Após uma noite de “chat chat” agradável, rumámos em busca de
ambientes mais montanhosos.
No dia seguinte, com pouca paciência para a aproximação mais
tradicional aos Gabietos (que consiste em carregar equipamento de pernoita e
comida, para além do típico material técnico, e dormir relativamente perto da
parede), decidimos pernoitar ao lado do carro e acumular a aproximação à
escalada no dia seguinte. Afinal, seriam apenas mais duas horas e meia a juntar
à festa para cima, e mais outro tanto para baixo.
Preparação para uma noite de luxo.
Entre as 5:30 e as 6 da manhã, começámos a aproximação à
face Noroeste dos Gabietos, de início por um bonito trilho que estava
transformado num verdadeiro ribeiro alimentado pelo degelo das neves e depois,
por extensos e incómodos neveiros que apresentavam, ora passos de neve
consistente, ora passos em que nos enterrávamos. Aqui e ali víamos vestígios de
avalanches recentes, provocadas pela súbita subida de temperatura dos últimos
dias... aliás, este ia ser supostamente um dia algo primaveril, seguido de um
dia de Verão em que começávamos a suspeitar que não iríamos conseguir escalar
coisa nenhuma nas montanhas!
A caminho da montanha... e do vento!
Algures pelas 9, fustigados por um vento com o qual não
contávamos, abrimos as hostes e estreamos as armas secretas. O verde das
ferramentas sobressaía brilhante na brancura da neve. Finalmente, os novos
piolets entravam em acção!
A face norte apresentava-se com um aspecto convidativo,
excepto pelo persistente “spin-drift” que teimava em refrescar-nos o corpo. O
Paulo encarou bem a coisa: “Serve de treino!” e eu... eu passava bem sem aquela
neve em pó a tentar permanentemente entrar-me pela gola e mangas do casaco.
"Aí vamos!"
Nas primeiras pendentes, após alguns passos precários mais abaixo... dúvidas... continuamos ou descemos?

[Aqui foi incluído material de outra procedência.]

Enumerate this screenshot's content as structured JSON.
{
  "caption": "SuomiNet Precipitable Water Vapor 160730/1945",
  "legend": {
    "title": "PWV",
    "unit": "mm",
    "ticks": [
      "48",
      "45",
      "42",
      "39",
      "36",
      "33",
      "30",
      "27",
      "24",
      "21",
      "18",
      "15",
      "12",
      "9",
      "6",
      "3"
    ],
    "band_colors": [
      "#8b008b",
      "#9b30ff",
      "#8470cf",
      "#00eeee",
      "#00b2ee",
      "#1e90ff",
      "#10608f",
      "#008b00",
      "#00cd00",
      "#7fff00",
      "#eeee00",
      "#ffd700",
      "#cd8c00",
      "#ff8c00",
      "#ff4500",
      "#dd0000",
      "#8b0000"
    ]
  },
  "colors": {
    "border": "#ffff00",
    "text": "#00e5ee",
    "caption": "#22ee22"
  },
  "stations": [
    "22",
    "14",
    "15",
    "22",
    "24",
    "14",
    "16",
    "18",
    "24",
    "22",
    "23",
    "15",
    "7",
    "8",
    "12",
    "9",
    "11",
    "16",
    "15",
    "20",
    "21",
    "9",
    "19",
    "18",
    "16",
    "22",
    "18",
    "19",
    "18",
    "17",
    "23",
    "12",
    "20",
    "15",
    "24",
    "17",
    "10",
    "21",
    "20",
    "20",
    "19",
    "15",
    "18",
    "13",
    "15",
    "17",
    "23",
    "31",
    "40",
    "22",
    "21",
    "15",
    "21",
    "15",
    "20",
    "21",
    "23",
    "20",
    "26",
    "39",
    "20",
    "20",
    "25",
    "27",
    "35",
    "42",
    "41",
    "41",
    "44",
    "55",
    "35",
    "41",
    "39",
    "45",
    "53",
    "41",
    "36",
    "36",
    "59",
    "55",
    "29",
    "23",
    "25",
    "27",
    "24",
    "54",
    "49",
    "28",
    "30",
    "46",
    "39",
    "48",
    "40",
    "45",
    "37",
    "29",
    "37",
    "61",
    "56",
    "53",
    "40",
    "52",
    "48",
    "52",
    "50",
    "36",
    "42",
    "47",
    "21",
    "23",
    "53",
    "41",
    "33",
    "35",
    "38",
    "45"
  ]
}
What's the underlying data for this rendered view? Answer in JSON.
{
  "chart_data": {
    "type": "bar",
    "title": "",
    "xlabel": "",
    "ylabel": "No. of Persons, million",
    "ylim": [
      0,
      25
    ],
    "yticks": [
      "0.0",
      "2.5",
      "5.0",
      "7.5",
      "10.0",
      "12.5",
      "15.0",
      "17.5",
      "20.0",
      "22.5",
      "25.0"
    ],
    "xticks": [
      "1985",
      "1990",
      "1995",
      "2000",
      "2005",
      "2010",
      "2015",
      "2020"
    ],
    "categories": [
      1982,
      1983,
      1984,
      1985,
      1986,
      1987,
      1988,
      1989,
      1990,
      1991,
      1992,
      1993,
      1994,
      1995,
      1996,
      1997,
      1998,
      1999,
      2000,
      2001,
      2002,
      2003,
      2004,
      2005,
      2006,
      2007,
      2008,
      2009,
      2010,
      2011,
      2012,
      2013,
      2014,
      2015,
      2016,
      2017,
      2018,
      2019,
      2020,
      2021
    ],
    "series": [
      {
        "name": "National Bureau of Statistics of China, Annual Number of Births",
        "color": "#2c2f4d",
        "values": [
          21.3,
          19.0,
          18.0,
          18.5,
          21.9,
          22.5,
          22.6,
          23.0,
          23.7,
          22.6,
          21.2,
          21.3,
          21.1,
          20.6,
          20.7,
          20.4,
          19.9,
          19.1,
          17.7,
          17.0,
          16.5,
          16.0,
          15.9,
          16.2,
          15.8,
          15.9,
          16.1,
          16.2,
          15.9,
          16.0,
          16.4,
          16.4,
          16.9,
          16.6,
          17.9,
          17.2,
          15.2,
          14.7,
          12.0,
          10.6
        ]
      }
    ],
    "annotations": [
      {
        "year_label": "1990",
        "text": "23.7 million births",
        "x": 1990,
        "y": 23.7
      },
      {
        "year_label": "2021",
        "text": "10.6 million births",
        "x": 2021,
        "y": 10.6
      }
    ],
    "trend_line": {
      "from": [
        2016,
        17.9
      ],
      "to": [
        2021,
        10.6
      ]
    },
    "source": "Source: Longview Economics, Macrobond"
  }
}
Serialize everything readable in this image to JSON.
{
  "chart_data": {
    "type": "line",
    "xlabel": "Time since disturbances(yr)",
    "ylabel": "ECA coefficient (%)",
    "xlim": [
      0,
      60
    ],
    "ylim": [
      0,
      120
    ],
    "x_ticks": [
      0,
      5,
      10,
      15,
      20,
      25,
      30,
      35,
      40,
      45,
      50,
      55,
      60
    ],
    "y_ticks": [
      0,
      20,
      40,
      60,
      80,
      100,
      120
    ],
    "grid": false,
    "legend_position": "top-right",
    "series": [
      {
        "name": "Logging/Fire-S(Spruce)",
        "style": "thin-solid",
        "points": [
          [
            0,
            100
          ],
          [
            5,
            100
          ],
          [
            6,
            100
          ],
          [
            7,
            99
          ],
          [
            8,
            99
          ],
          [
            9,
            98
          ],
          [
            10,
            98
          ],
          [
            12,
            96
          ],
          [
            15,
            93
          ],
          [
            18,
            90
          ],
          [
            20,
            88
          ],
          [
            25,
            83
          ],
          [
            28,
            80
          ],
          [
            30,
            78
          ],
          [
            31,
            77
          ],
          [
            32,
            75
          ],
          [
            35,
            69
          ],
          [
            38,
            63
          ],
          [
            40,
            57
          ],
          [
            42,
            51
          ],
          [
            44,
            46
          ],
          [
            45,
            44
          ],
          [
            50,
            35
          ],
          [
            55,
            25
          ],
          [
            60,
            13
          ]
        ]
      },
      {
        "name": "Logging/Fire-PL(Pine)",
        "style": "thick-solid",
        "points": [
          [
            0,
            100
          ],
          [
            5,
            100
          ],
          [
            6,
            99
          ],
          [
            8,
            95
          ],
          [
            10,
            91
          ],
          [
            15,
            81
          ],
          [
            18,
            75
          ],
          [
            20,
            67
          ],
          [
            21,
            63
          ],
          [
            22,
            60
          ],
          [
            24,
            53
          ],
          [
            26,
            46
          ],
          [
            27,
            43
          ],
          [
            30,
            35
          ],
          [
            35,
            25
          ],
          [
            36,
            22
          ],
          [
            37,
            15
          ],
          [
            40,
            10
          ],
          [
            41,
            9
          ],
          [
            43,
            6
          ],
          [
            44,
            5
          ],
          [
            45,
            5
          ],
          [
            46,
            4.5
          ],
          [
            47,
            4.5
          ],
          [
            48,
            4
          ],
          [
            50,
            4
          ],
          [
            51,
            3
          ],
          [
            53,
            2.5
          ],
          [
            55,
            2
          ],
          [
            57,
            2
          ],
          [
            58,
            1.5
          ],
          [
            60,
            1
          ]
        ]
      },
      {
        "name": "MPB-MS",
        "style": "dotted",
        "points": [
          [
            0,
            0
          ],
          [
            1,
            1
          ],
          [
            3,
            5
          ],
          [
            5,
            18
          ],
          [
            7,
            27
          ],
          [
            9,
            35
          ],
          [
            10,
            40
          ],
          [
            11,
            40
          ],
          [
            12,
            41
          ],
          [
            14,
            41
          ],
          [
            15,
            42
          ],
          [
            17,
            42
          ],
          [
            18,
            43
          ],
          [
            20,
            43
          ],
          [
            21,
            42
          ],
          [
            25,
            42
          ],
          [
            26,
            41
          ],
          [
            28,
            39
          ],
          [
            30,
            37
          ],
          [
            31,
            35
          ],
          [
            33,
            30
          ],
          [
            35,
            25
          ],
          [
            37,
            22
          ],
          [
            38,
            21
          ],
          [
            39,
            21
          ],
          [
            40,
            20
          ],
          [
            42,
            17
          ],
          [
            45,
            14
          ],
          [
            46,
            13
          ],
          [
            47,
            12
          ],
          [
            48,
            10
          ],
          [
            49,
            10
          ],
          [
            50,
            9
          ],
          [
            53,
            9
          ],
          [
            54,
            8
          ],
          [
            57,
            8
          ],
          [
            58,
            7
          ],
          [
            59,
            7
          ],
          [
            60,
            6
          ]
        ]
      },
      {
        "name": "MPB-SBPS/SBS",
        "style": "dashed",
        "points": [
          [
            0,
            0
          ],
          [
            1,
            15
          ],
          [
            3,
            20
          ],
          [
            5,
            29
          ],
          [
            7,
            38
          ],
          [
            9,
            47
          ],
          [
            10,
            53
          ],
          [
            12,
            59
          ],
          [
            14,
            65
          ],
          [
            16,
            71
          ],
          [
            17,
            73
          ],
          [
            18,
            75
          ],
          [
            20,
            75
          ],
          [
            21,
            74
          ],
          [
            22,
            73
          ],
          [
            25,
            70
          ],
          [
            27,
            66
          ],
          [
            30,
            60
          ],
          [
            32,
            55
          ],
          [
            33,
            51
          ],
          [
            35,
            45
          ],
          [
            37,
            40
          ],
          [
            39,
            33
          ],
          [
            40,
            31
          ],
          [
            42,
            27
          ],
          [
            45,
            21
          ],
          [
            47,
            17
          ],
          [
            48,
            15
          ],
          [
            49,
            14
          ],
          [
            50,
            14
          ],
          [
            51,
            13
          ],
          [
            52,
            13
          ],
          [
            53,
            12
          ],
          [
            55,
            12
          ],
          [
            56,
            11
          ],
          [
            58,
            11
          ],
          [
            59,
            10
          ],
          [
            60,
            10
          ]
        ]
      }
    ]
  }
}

Breve percebemos que o aspecto da parede não correspondia ao encontrado.
De facto, a zona mais rochosa por onde queríamos abrir via tinha neve, mas como
não estava solidificada, não aguentaria nem com um caracol!
Após dois largos de teimosia, com 60 metros cada e alguns passos precários, a
decisão estava tomada (de inicio, a minha cabeça não estava para aquilo mas,
lá fui), pelo menos sairíamos por cima! Uma grande rampa e uma travessia para a
esquerda conduziu-nos inevitavelmente ao corredor da “Remi-Quintana”. Não
queríamos coincidir com outra via estabelecida mas, as péssimas condições da
neve não nos deixaram alternativa. Por alguns metros avançámos com rapidez, até
atingirmos o fecho do dito corredor.
"Bem, vamos a isso! É para cima!"
A ideia inicial era escalar alguma linha mista mais ou menos a direito relativamente à minha posição na foto.
Cerca de 2/3 da parede estavam “no papo”, quando o Paulo
investigava se a melhor saída seria à esquerda ou à direita.
À esquerda víamo-nos confrontados com uma zona mais exposta,
à direita era o desconhecido... fomos pela direita.
Novamente, os novos brinquedos verdes mostraram o seu
potencial para os gancheios. Avançamos num terreno misto entre neve podre e rocha...
podre e, ao mesmo tempo, compacta e quase improtegivel. É nesta altura que a
experiencia se mostra e encontra locais para colocar protecções onde elas
supostamente não existem (boa Paulo!).
A Daniela a chegar a uma reunião, já bem alto na parede e metidos em cheio no assunto.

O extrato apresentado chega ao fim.